Meslek örgütleri, “Bu başvuru yükü sağlık sisteminin sürdürülebilirliğini tehdit ediyor” uyarısını yineliyor.
Sağlık Bakanlığı’nın Önerdiği Çözüm Paketleri
Sağlık Bakanlığı yetkilileri, mevcut başvuru oranlarının öngörülenin üzerinde olduğunu kabul ederek, sistemi rahatlatmak için bir dizi adımı gündeme aldı:
- Birinci Basamağın Kapasitesinin Artırılması
Aile sağlığı merkezlerine ek personel, yeni birimlerin kurulması ve sevk zincirinin yeniden devreye alınması değerlendiriliyor.
- Dijital Sağlık Çözümleri
Tele-sağlık hizmetlerinin yaygınlaştırılması, yapay zekâ destekli danışmanlık ve dijital takip sistemleri ile gereksiz başvuruların azaltılması hedefleniyor.
- Toplumsal Sağlık Okur yazarlığı
Vatandaşların hangi durumlarda sağlık kuruluşuna gitmesi gerektiğine yönelik eğitim içerikleri geliştirilecek.
- İnsan Kaynağının Güçlendirilmesi
Sağlık personeli sayısının OECD seviyelerine yaklaştırılması orta vadeli bir hedef olarak öne çıkıyor.
Uzmanlardan Uyarı: Uzun Vadeli Reform Kaçınılmaz
Sağlık ekonomistlerine göre sorun geçici değil; yapısal.
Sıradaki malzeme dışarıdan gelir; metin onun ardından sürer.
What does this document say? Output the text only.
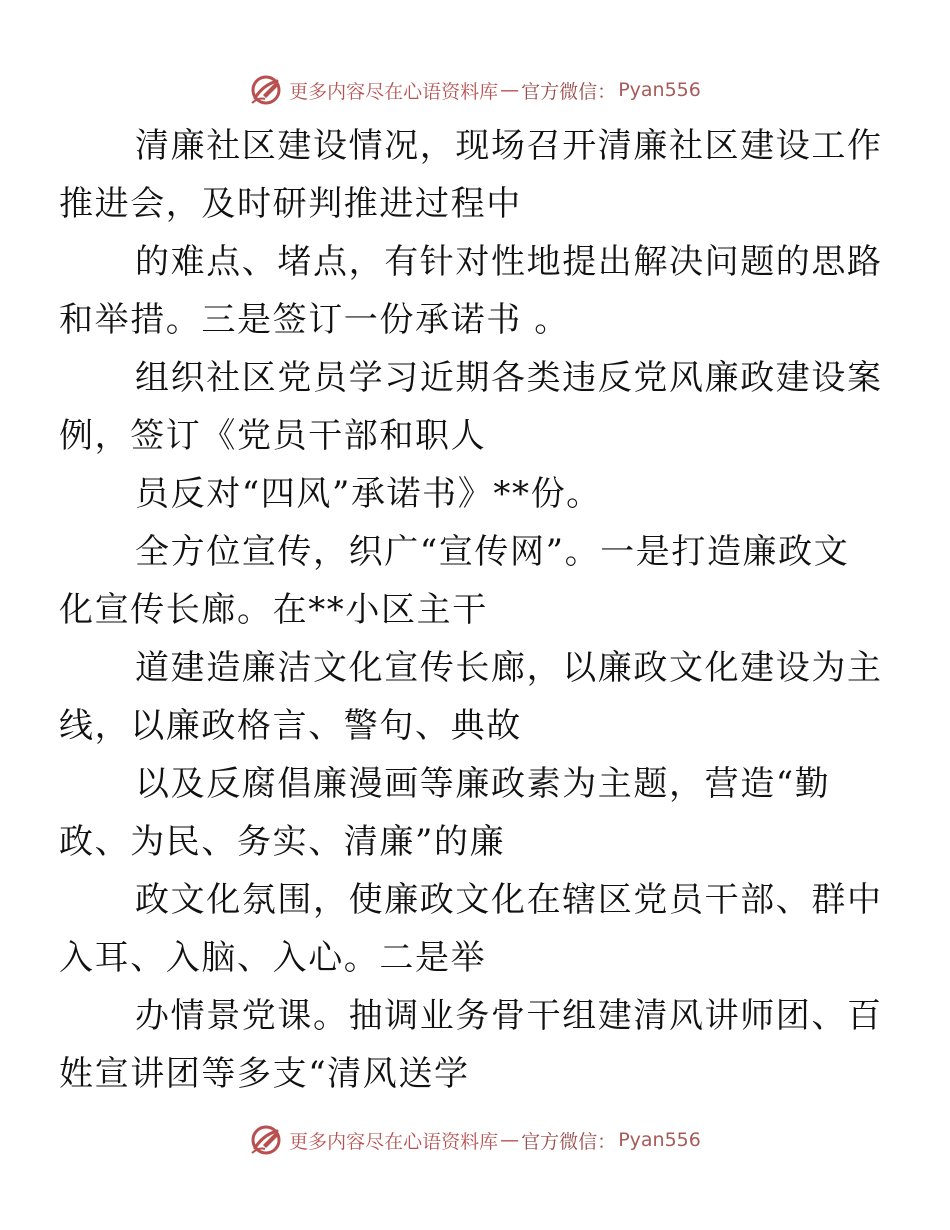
更多内容尽在心语资料库 — 官方微信： Pyan556

清廉社区建设情况，现场召开清廉社区建设工作
推进会，及时研判推进过程中

的难点、堵点，有针对性地提出解决问题的思路
和举措。三是签订一份承诺书 。

组织社区党员学习近期各类违反党风廉政建设案
例，签订《党员干部和职人

员反对“四风”承诺书》**份。

全方位宣传，织广“宣传网”。一是打造廉政文
化宣传长廊。在**小区主干

道建造廉洁文化宣传长廊，以廉政文化建设为主
线，以廉政格言、警句、典故

以及反腐倡廉漫画等廉政素为主题，营造“勤
政、为民、务实、清廉”的廉

政文化氛围，使廉政文化在辖区党员干部、群中
入耳、入脑、入心。二是举

办情景党课。抽调业务骨干组建清风讲师团、百
姓宣讲团等多支“清风送学

更多内容尽在心语资料库 — 官方微信： Pyan556
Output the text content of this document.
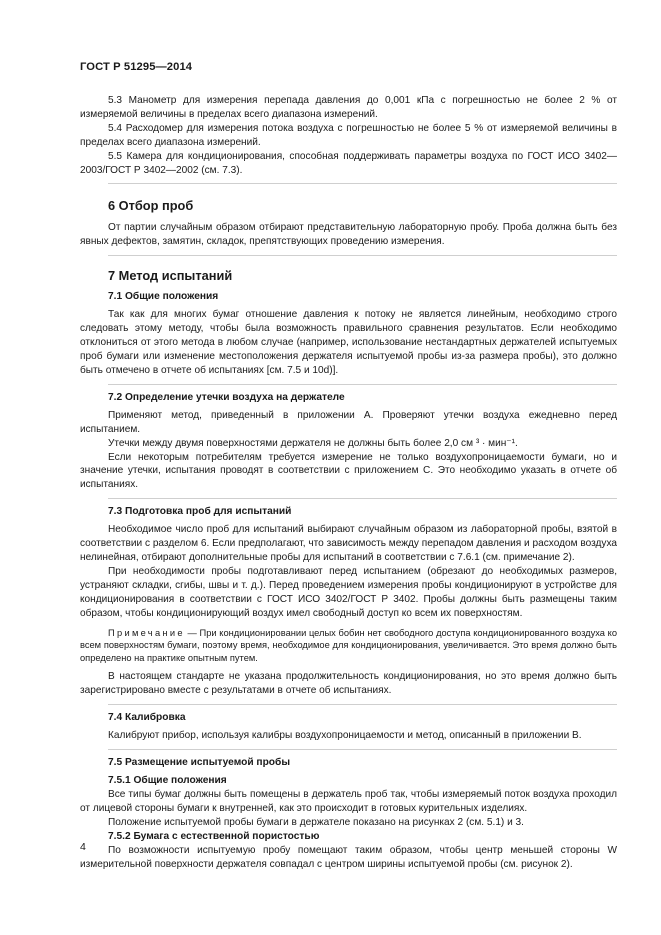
ГОСТ Р 51295—2014

5.3 Манометр для измерения перепада давления до 0,001 кПа с погрешностью не более 2 % от измеряемой величины в пределах всего диапазона измерений.

5.4 Расходомер для измерения потока воздуха с погрешностью не более 5 % от измеряемой величины в пределах всего диапазона измерений.

5.5 Камера для кондиционирования, способная поддерживать параметры воздуха по ГОСТ ИСО 3402—2003/ГОСТ Р 3402—2002 (см. 7.3).

6 Отбор проб

От партии случайным образом отбирают представительную лабораторную пробу. Проба должна быть без явных дефектов, замятин, складок, препятствующих проведению измерения.

7 Метод испытаний
7.1 Общие положения

Так как для многих бумаг отношение давления к потоку не является линейным, необходимо строго следовать этому методу, чтобы была возможность правильного сравнения результатов. Если необходимо отклониться от этого метода в любом случае (например, использование нестандартных держателей испытуемых проб бумаги или изменение местоположения держателя испытуемой пробы из-за размера пробы), это должно быть отмечено в отчете об испытаниях [см. 7.5 и 10d)].

7.2 Определение утечки воздуха на держателе

Применяют метод, приведенный в приложении А. Проверяют утечки воздуха ежедневно перед испытанием.

Утечки между двумя поверхностями держателя не должны быть более 2,0 см ³ · мин⁻¹.

Если некоторым потребителям требуется измерение не только воздухопроницаемости бумаги, но и значение утечки, испытания проводят в соответствии с приложением С. Это необходимо указать в отчете об испытаниях.

7.3 Подготовка проб для испытаний

Необходимое число проб для испытаний выбирают случайным образом из лабораторной пробы, взятой в соответствии с разделом 6. Если предполагают, что зависимость между перепадом давления и расходом воздуха нелинейная, отбирают дополнительные пробы для испытаний в соответствии с 7.6.1 (см. примечание 2).

При необходимости пробы подготавливают перед испытанием (обрезают до необходимых размеров, устраняют складки, сгибы, швы и т. д.). Перед проведением измерения пробы кондиционируют в устройстве для кондиционирования в соответствии с ГОСТ ИСО 3402/ГОСТ Р 3402. Пробы должны быть размещены таким образом, чтобы кондиционирующий воздух имел свободный доступ ко всем их поверхностям.

Примечание — При кондиционировании целых бобин нет свободного доступа кондиционированного воздуха ко всем поверхностям бумаги, поэтому время, необходимое для кондиционирования, увеличивается. Это время должно быть определено на практике опытным путем.

В настоящем стандарте не указана продолжительность кондиционирования, но это время должно быть зарегистрировано вместе с результатами в отчете об испытаниях.

7.4 Калибровка

Калибруют прибор, используя калибры воздухопроницаемости и метод, описанный в приложении В.

7.5 Размещение испытуемой пробы
7.5.1 Общие положения

Все типы бумаг должны быть помещены в держатель проб так, чтобы измеряемый поток воздуха проходил от лицевой стороны бумаги к внутренней, как это происходит в готовых курительных изделиях.

Положение испытуемой пробы бумаги в держателе показано на рисунках 2 (см. 5.1) и 3.

7.5.2 Бумага с естественной пористостью

По возможности испытуемую пробу помещают таким образом, чтобы центр меньшей стороны W измерительной поверхности держателя совпадал с центром ширины испытуемой пробы (см. рисунок 2).

4
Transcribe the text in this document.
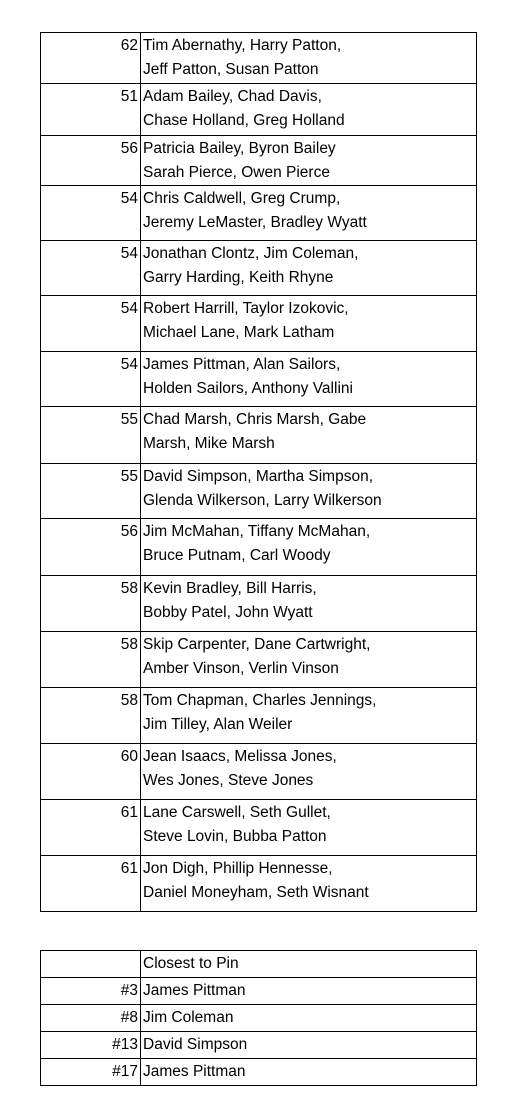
62	Tim Abernathy, Harry Patton,
Jeff Patton, Susan Patton

51	Adam Bailey, Chad Davis,
Chase Holland, Greg Holland

56	Patricia Bailey, Byron Bailey
Sarah Pierce, Owen Pierce

54	Chris Caldwell, Greg Crump,
Jeremy LeMaster, Bradley Wyatt

54	Jonathan Clontz, Jim Coleman,
Garry Harding, Keith Rhyne

54	Robert Harrill, Taylor Izokovic,
Michael Lane, Mark Latham

54	James Pittman, Alan Sailors,
Holden Sailors, Anthony Vallini

55	Chad Marsh, Chris Marsh, Gabe
Marsh, Mike Marsh

55	David Simpson, Martha Simpson,
Glenda Wilkerson, Larry Wilkerson

56	Jim McMahan, Tiffany McMahan,
Bruce Putnam, Carl Woody

58	Kevin Bradley, Bill Harris,
Bobby Patel, John Wyatt

58	Skip Carpenter, Dane Cartwright,
Amber Vinson, Verlin Vinson

58	Tom Chapman, Charles Jennings,
Jim Tilley, Alan Weiler

60	Jean Isaacs, Melissa Jones,
Wes Jones, Steve Jones

61	Lane Carswell, Seth Gullet,
Steve Lovin, Bubba Patton

61	Jon Digh, Phillip Hennesse,
Daniel Moneyham, Seth Wisnant
	Closest to Pin
#3	James Pittman
#8	Jim Coleman
#13	David Simpson
#17	James Pittman
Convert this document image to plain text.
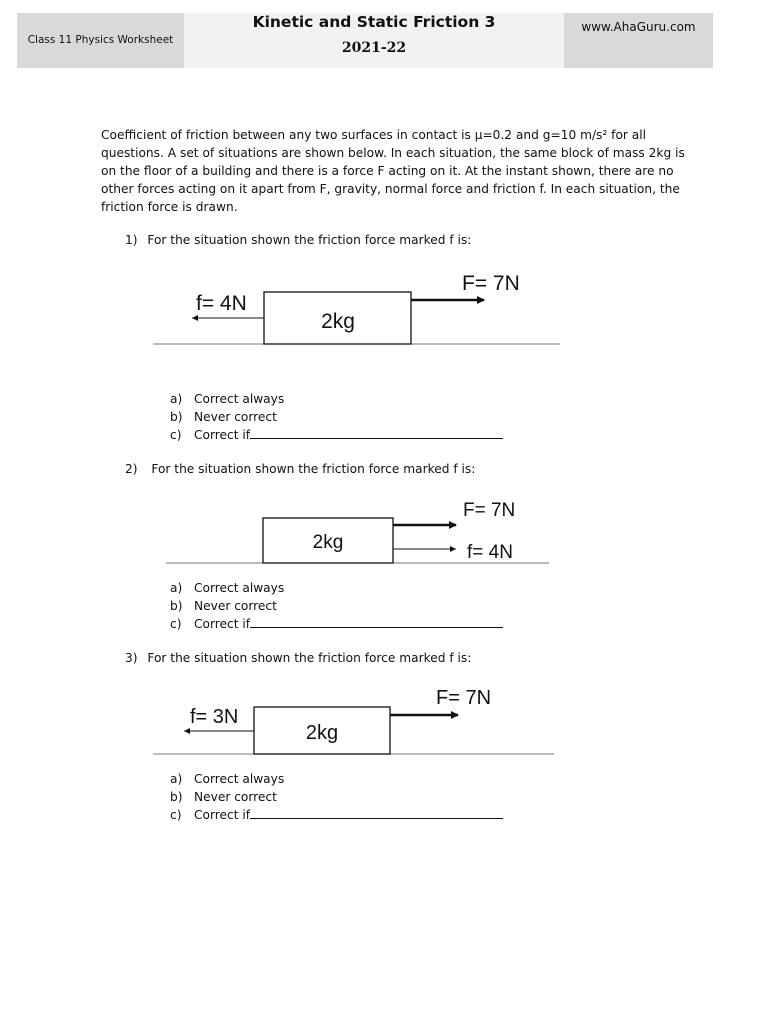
Class 11 Physics Worksheet
Kinetic and Static Friction 3
2021-22
www.AhaGuru.com

Coefficient of friction between any two surfaces in contact is μ=0.2 and g=10 m/s² for all questions. A set of situations are shown below. In each situation, the same block of mass 2kg is on the floor of a building and there is a force F acting on it. At the instant shown, there are no other forces acting on it apart from F, gravity, normal force and friction f. In each situation, the friction force is drawn.

1) For the situation shown the friction force marked f is:
2kg
F= 7N
f= 4N
2kg
F= 7N
f= 4N
2kg
F= 7N
f= 3N
a) Correct always
b) Never correct
c) Correct if
2) For the situation shown the friction force marked f is:
a) Correct always
b) Never correct
c) Correct if
3) For the situation shown the friction force marked f is:
a) Correct always
b) Never correct
c) Correct if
Aşırı başvuru, hem mali kaynakların hem de insan gücünün verimsiz kullanımına yol açıyor. Doç. Dr. Ahmet Yavuz’un ifadesiyle:
“Sürdürülebilir bir sağlık sistemi istiyorsak, başvuru oranlarını dünya standartlarına çekmek zorundayız. Aksi halde personel tükenmişliği ve kalite kayıpları kaçınılmaz olur.”
Sağlık Sistem Yeniden Ele Alınmalı
Türkiye’nin sağlık kuruluşlarına yıllık 12,2 başvuru oranına ulaşması, sağlık sisteminde bir yeniden yapılanma ihtiyacını açıkça gösteriyor. Artan talep ile sınırlı kapasite arasındaki fark büyüdükçe, hizmet kalitesi ve sürdürülebilirlik daha büyük risk altına giriyor. Sağlık Bakanlığı’nın önümüzdeki günlerde yayımlayacağı detaylı analiz raporu, hem politika yapıcılar hem sağlık çalışanları hem de kamuoyu tarafından yakından izlenecek.